Even in Paris, when you’re with a baby, people are more receptive. The Resistance smuggled and transported contrabands under the cover of babies. Mothers hid the guns and classified intels past through Nazi sentries with their buggies. The same trick the Indonesian revolutionaries employed to pass through occupying Allied Dutch checkpoints. Well, as long as the kid does not throw tantrums. James did not, two madames on Metro kept James entertained.
We visited the Henri Cartier-Bresson Foundation. I baptised my M3 at the Grand Master’s temple. Bought a copy of Images a la sauvette, the French edition.
France may not be known for its camera brands, but the first photograph was taken here. It has a long tradition of photography. I wanted to buy another Leica M, but I realised money spent on a camera would deduct my budget for experience. Also my time shopping would take my time photographing. When you are in a stimulating environment such as Paris, you’d lose your consumerist impulses. Such a paradox, Paris is one of the consumers’ paradise.
One of the earned wisdom I gained from travelling is to become a minimalist. I converted to the Leica M-system because it is a minimalist system. Dissonantly, I became obsessed with the idea of collecting Leica Ms.
Good thing that Paris, France, and travel in general, allow me to focus on what really matters. I have all that I need: a Leica M3 with a Elmarit 28mm f2.8 lens. HCB used one camera and one lens for the rest of his life. (He shot only in black and white though, Ilford HP film stocks)
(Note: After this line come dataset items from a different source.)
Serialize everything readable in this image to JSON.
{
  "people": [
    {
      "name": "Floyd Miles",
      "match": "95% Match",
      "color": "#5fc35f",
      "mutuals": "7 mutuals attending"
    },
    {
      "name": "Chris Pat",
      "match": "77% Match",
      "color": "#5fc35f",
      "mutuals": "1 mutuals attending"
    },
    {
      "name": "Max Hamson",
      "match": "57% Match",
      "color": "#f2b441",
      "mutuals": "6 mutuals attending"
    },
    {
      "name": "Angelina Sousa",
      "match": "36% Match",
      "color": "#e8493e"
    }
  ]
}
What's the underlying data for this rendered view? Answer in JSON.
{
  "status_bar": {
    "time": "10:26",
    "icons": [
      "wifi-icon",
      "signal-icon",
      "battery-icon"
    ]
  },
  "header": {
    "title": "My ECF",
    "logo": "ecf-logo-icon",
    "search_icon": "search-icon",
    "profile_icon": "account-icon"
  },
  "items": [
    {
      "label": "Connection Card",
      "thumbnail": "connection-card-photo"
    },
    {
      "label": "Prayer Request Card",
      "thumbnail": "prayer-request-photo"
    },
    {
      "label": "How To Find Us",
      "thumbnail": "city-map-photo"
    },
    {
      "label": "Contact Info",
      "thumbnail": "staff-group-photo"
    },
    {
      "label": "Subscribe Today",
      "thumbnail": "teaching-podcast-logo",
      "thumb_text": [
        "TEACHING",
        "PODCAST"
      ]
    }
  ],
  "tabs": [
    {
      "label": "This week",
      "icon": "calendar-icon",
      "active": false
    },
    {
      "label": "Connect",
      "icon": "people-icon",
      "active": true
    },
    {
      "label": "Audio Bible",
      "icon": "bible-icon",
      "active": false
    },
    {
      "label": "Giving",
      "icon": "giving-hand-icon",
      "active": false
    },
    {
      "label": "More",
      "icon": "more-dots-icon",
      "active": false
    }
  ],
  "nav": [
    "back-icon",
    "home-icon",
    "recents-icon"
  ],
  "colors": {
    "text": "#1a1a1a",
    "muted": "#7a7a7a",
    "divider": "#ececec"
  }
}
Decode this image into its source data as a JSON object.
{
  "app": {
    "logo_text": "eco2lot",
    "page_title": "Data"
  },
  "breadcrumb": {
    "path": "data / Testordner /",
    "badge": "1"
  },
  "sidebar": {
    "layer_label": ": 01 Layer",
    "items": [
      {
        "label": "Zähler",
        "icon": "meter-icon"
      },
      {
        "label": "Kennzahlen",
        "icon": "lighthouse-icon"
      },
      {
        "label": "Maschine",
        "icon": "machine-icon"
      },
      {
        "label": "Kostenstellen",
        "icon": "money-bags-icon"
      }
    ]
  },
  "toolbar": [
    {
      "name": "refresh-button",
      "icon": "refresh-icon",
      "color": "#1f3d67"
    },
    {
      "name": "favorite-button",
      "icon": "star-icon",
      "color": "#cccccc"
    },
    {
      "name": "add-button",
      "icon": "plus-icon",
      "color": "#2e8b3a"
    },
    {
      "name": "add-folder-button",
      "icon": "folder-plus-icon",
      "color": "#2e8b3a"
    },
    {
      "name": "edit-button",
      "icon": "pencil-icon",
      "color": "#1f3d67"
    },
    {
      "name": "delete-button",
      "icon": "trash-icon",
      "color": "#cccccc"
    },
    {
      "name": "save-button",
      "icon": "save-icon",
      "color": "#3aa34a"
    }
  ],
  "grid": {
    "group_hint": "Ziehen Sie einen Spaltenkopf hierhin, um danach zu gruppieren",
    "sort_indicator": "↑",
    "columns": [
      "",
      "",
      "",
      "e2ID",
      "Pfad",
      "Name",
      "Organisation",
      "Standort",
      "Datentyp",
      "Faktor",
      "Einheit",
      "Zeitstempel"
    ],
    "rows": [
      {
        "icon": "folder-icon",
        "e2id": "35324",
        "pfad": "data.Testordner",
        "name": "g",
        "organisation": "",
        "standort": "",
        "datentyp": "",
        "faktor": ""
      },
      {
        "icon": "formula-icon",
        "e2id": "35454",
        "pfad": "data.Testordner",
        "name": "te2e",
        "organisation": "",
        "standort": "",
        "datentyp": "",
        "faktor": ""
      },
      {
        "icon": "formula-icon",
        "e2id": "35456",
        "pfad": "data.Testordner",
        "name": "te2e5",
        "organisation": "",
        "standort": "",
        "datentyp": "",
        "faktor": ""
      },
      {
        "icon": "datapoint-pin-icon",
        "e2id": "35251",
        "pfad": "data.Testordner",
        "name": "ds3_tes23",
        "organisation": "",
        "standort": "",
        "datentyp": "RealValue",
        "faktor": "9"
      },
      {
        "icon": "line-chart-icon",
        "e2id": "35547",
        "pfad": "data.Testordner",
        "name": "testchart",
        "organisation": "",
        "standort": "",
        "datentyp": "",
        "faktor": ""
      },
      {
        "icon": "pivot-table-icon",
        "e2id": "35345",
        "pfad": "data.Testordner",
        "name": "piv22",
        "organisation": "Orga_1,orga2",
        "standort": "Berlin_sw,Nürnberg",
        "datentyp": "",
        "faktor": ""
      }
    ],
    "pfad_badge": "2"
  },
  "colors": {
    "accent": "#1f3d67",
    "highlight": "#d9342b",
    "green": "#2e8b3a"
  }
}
We went to Parc des Buttes-Chaumont. It feels like London’s Hampstead Heath, but the people are more stylish. No trainers and dirty sneakers. We met up with Momo and Thibault and Em and Rich. Momo brought me the handmade leather documents/macbook pouch I ordered from Corman Mariquiners in Noyers, Burgundy. We had a proper summer Parisian picnic. Red and sparkling wines; pickles, cheese, and ham in a wicker basket. Sat on a red and white chequered mat. We chose a spot under the shade of a cliff and right outside a cave mouth, where the air circulation kept us cool.
The summer light was perfect. I love how Kodak Colorplus 200 captures it.
Couples, friends, parents, and children were playing. The kids noisily gathered around the water fountain–drinking and refilling their water guns or plastic bottles. They didn’t respect the queue, until a madame yelled at them in French with the authority of a Mother Superior.
This is Affluence: a beautiful public park where people can walk for the sake of walking. Just bring a bottle (or two) of wine and some charcuterie (or any food you like). Smoke some pot, play some music instruments; talk about nothing and everything with your friends and lovers.
Again, Lonely Planet is right. ‘These Europeans. They know how to live.’